Depuis longtemps le problème de l’influence grandissante de la common law sur notre système de droit continental est bien connu en France. Le système de droit de la common law se positionne dans le monde entier contre l’ordre juridique de tradition continentale, auquel les systèmes juridiques allemands et français appartiennent. Le système de la common law imprègne nos pratiques quotidiennes avec ses normes sans même que nous nous en apercevions . De nombreux lobbyistes dans les pays de la common law mais aussi à l’étranger encouragent l’expansion de la common law.
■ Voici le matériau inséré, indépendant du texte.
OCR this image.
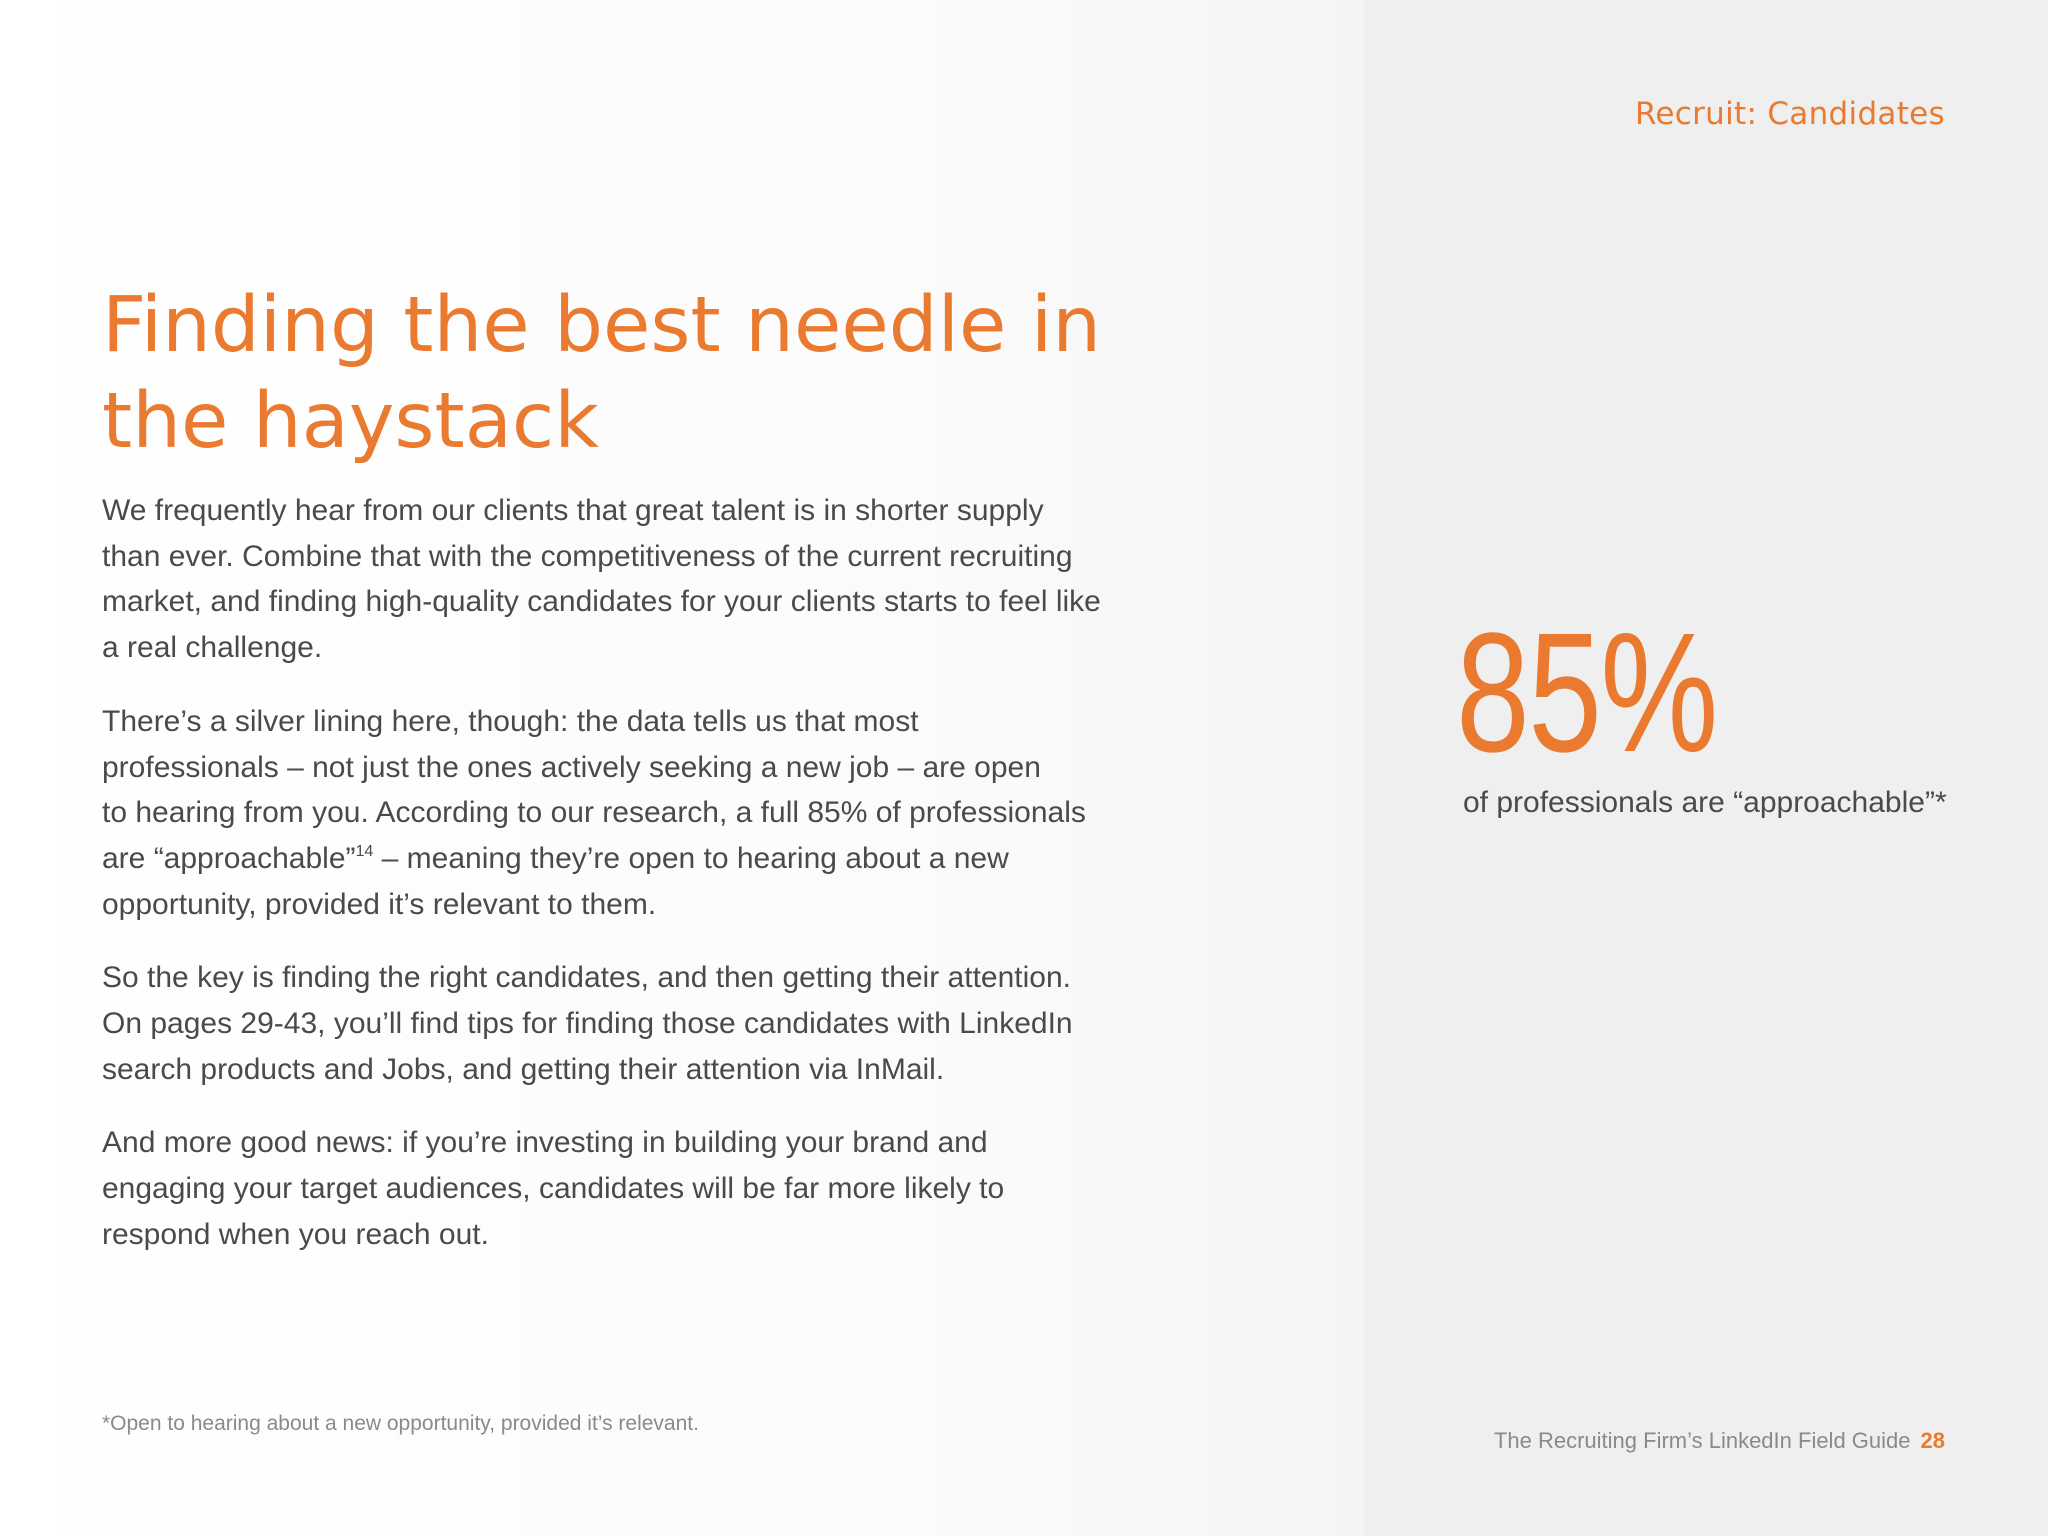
Recruit: Candidates
Finding the best needle in
the haystack

We frequently hear from our clients that great talent is in shorter supply
than ever. Combine that with the competitiveness of the current recruiting
market, and finding high-quality candidates for your clients starts to feel like
a real challenge.

There’s a silver lining here, though: the data tells us that most
professionals – not just the ones actively seeking a new job – are open
to hearing from you. According to our research, a full 85% of professionals
are “approachable”$^{14}$ – meaning they’re open to hearing about a new
opportunity, provided it’s relevant to them.

So the key is finding the right candidates, and then getting their attention.
On pages 29-43, you’ll find tips for finding those candidates with LinkedIn
search products and Jobs, and getting their attention via InMail.

And more good news: if you’re investing in building your brand and
engaging your target audiences, candidates will be far more likely to
respond when you reach out.

85%
of professionals are “approachable”*
*Open to hearing about a new opportunity, provided it’s relevant.
The Recruiting Firm’s LinkedIn Field Guide 28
L’objectif est simple : l’expansion de la common law dans le monde permet aux entreprises des pays de ce système juridique de conquérir des parts de marché à l’international. La fondation de l’institut CEELI à Prague en 1999 en est un bon exemple. Cet institut a été fondé par des institutions et sociétés privés du pays de la common law (essentiellement américaines) afin de former les élites juridiques de l’Europe de l’Est. Une fois formée, cette élite est en mesure d’appliquer ultérieurement dans sa pratique professionnelle les fondements théoriques qu’elle a appris et donc l’ordre juridique de la common law . Cela facilite considérablement l’activité économique sur place des entreprises du système du droit appris.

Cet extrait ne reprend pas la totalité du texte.